Ga naar inhoud

Talent Feedback Sessies 2019

Monday’s Talent Feedback Sessions enabled a selection of young filmmakers to receive top level guidance and support from a stable of industry experts. In the main these experts were also young and not so far advanced in their career, and therefore highly conversant with the needs, fears and frustrations of the new talents.

The format is simple. The talent sits silently as the table discusses their project plan. After twenty minutes they are invited to reflect on what they have heard and to respond with questions of their own.

“This process is acted out on four tables,” stresses Dorien van de Pas, Head of New Screen NL at the Netherlands Film Fund and the Dutch representative at Eurimages.

“Sometimes you get the same reflection from all the tables so you know that there is something tangible for the talents to react to, or sometimes they are completely different comments. Obviously they feel vulnerable when sharing their ideas so we try to create a safe environment for them, and also it is very important that they start to develop their network here. It’s not all about the plan, the experts were constructive in addressing this aspect of their HFM attendance as well.”

Filmmaker Anna Berlis didn’t quite know what to expect but found the experience exhilarating. “I didn’t know that they were going to put you outside the box, and talk about the plan as if you are not there. That feels a little uncomfortable at first but I think this way makes it really valuable because they can say everything that they think of, uninterrupted, before I give an answer.”

Her project concerns a farmer’s daughter who wants to go away to study but whose father wants her to take over the farm on her 18th birthday, which is itself marked by the ritual slaughter of a chicken.

“The experts gave me a lot of new insights, one being to get it all down on the page. I expect the reader to know everything that is in my head,” Berlis comments, adding, “It was nice to hear that people like my story, were getting excited and want to know more about it.”

Expert Ashar Medina (screenwriter) reflected on the event. “For me, feedback is a mirror on what you are trying to tell with your story. For us, the most we can do is not tell the talents what their story should be but to ask questions, mostly about their intentions. As a writer I also get a lot of feedback and what sometimes happens is that people take things out of your plan or your synopsis or your treatment and say ‘this doesn’t work and needs to be this or that’, instead of going to the core of it and asking ‘why is it that?’ So what I try to do is to go to the core and really try to discover why they started telling the story and what it is about this story or this character that they want to say.”

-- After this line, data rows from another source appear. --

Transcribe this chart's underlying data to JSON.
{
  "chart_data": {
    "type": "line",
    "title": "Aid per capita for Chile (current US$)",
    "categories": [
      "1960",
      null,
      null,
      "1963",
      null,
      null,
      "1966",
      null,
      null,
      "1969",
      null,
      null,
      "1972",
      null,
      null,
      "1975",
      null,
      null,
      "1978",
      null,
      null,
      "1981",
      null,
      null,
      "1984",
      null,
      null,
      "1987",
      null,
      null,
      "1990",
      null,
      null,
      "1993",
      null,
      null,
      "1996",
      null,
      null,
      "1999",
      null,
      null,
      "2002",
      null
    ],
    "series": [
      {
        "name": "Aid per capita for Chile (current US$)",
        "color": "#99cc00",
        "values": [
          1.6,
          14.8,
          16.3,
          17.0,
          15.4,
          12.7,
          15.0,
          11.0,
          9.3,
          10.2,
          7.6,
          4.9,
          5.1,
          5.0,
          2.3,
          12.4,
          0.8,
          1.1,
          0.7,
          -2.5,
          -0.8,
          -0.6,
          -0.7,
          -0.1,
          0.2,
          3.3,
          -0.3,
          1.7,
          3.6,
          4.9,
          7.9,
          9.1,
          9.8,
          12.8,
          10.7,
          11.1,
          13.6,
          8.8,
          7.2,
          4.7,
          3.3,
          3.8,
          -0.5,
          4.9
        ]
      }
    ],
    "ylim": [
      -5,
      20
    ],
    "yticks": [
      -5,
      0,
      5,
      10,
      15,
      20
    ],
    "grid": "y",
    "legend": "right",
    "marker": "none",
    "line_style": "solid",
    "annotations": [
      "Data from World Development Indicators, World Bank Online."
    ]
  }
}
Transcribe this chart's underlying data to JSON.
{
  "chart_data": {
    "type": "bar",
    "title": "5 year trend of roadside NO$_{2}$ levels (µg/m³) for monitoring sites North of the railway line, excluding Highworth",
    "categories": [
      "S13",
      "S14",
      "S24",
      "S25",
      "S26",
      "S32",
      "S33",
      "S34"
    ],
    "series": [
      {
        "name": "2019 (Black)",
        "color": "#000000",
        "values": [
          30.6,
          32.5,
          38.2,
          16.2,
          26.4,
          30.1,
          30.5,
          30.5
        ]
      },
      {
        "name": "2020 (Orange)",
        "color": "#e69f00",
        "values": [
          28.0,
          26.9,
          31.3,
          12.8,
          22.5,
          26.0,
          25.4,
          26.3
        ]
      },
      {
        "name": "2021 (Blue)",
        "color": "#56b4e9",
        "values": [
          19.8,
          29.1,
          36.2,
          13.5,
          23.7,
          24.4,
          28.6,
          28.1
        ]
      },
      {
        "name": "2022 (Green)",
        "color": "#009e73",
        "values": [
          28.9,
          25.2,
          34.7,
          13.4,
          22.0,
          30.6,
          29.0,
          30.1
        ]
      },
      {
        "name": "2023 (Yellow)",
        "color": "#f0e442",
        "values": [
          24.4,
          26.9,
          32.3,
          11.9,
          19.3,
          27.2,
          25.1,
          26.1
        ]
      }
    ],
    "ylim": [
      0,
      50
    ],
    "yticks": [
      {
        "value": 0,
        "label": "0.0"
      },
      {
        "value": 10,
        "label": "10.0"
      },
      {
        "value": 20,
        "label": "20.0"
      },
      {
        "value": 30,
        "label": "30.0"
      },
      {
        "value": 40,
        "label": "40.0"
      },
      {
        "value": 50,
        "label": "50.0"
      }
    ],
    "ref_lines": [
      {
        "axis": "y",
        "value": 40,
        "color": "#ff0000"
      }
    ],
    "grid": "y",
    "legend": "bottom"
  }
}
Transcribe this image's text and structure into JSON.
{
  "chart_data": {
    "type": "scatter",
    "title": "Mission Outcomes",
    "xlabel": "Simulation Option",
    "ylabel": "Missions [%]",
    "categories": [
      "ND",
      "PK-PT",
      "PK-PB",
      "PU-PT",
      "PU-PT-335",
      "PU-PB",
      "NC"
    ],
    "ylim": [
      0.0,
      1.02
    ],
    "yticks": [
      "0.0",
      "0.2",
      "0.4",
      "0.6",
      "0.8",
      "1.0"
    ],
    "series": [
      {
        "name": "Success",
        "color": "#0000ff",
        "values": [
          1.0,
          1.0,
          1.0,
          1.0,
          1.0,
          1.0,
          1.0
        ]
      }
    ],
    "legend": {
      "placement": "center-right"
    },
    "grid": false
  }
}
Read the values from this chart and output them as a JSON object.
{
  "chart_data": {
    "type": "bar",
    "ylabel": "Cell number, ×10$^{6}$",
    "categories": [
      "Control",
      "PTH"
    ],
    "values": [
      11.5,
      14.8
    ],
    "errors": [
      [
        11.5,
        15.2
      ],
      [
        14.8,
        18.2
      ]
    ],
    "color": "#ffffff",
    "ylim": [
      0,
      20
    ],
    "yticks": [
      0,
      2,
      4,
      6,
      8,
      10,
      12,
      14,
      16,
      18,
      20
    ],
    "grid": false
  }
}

“There were a couple pf stories that were really elaborate and visually interesting, talking about lenses and 4K, and the script was very descriptive about what we are going to see, but not yet what we were supposed to feel,” Medina continues. “Also some were doubting their endings. Does the character spread her wings or does she stay caged? I think when they pinpoint which the two they want to tell, or which rings more true, then they will find their direction more easily.”